Лорд Роберт покинул Камнор-Плейс, уводя свой отряд из тысячи солдат на юг, к Лондону, чтобы защитить столицу королевства и саму королеву. Подготовка к похоронам Эми Дадли в Оксфорде проходила без всяких помех, а мы с мистрис Клинкерт вернулись ко двору. Стоит отметить, что предсмертное письмо, написанное рукой Эми, я взяла с собой, а не уничтожила, как велел мне лорд Роберт. Я решила на всякий случая спрятать его, потому что оно могло доказать его невиновность, если вдруг его снова примутся обвинять в причастности к смерти жены. Я знала, что должна защитить его — и тем самым защитить истину.

Как я и обещала лорду Роберту, я никому не рассказала о содержании письма, да и вообще особо не распространялась о нашей с мистрис Клинкерт поездке в Камнор-Плейс. Но я много думала об этих тревожных днях, вспоминая лорда Роберта и то, как он оплакивал свою жену, стоя на коленях у ее смертного ложа, как темнела загорелая кожа его рук под тонкой рубашкой, как бугрились его могучие икры, обтянутые мягким бархатом. Как печальны были его темно-синие глаза в ту минуту, и как они наполнились решимостью, когда он облачился в свои сверкающие доспехи, как серьезно, искренне и прямо смотрел он на меня в течение всего нашего разговора. И еще я помнила его голос, такой звучный, богатый и нежный, произносящий: «Только ты и я, Летти… отныне, и присно, и во веки веков». Эти слова так и кружились у меня в голове с тех пор, как мы расстались, и их значение совсем потерялось для меня в чарующем звуке голоса говорившего.

Глава 15

Сначала мы решили, что королева просто устала. Устала от поездок верхом, охоты, от треволнений и неприятностей, связанных со смертью Эми Дадли. Утром она с трудом села в своей новой роскошной постели и не сразу отодвинула прекрасный полог, с которого ей улыбались Леда, Аполлон и Адонис. Потом она пожаловалась на сильную головную боль и слабым голосом попросила позвать мистрис Клинкерт, чтобы та растерла ей спину, которая у королевы, видимо, тоже болела немилосердно.

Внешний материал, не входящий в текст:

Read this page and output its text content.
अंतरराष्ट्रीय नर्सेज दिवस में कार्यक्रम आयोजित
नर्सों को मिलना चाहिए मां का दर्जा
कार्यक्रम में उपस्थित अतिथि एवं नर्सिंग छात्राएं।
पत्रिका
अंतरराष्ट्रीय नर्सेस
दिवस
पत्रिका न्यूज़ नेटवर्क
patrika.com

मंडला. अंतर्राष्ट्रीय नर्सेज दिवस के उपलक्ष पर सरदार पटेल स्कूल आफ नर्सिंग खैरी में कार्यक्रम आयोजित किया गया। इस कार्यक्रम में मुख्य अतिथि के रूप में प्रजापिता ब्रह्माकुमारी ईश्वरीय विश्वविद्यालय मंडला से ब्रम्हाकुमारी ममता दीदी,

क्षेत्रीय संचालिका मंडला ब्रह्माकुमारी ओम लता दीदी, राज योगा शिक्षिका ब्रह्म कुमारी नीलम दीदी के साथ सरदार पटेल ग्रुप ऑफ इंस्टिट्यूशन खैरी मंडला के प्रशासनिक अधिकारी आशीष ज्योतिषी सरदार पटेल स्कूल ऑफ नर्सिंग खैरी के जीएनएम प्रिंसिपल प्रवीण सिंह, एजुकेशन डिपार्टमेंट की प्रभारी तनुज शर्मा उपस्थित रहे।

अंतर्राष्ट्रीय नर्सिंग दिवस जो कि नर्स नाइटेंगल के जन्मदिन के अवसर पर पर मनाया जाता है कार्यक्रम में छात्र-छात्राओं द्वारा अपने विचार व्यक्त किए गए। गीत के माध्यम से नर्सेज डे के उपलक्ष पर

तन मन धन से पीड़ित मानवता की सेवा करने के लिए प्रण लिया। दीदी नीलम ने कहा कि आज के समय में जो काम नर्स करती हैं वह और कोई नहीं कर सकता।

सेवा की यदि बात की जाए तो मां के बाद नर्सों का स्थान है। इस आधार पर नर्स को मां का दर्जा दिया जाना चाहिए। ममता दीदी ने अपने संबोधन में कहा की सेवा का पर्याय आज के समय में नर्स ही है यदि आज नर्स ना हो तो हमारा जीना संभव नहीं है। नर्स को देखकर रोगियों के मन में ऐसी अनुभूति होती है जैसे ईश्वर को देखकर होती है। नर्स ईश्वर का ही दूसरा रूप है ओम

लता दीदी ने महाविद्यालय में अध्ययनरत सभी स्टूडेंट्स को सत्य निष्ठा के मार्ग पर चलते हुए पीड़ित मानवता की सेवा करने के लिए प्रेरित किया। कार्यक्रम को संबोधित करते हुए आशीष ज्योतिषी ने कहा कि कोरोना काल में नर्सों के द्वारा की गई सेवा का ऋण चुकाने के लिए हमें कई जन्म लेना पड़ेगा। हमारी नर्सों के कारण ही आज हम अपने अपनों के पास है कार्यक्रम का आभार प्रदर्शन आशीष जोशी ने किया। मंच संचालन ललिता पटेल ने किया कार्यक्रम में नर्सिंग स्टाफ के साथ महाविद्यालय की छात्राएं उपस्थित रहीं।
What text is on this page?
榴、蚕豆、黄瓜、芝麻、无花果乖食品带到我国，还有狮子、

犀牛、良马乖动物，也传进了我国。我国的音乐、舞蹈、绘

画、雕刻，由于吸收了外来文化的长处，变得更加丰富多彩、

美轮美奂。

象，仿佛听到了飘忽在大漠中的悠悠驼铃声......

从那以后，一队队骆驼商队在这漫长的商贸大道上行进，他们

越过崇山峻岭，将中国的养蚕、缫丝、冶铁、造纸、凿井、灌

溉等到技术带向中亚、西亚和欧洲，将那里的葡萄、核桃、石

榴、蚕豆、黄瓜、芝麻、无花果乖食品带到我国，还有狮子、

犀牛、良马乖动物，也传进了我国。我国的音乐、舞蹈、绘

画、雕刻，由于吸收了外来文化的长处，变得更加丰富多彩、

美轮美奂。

Такое проявление слабости было совсем не в характере нашей повелительницы. Обычно она, когда болела, только пуще гоняла нас, изводя своими требованиями, но всегда заставляла себя вставать с постели и заниматься тем, что было необходимо, — она добросовестно изучала и подписывала документы, принимала лорда Сесила и других членов Королевского совета, выслушивала их доклады, держала могущественных сановников в страхе перед своим неудовольствием.

В этот раз, однако, она дала недугу взять над собой верх и впала в несвойственную ей апатию, которая перешла в полузабытье. На третий день мы уже встревожились не на шутку, а во всех церквях Лондона были вознесены молитвы за скорейшее выздоровление королевы.

В этот день мистрис Клинкерт склонилась над ложем Елизаветы, дабы уговорить свою госпожу поесть немного супа и жидкой каши, и тут с уст камеристки сорвался крик ужаса:

— Посмотрите на ее рот! Позовите врачей, медлить нельзя!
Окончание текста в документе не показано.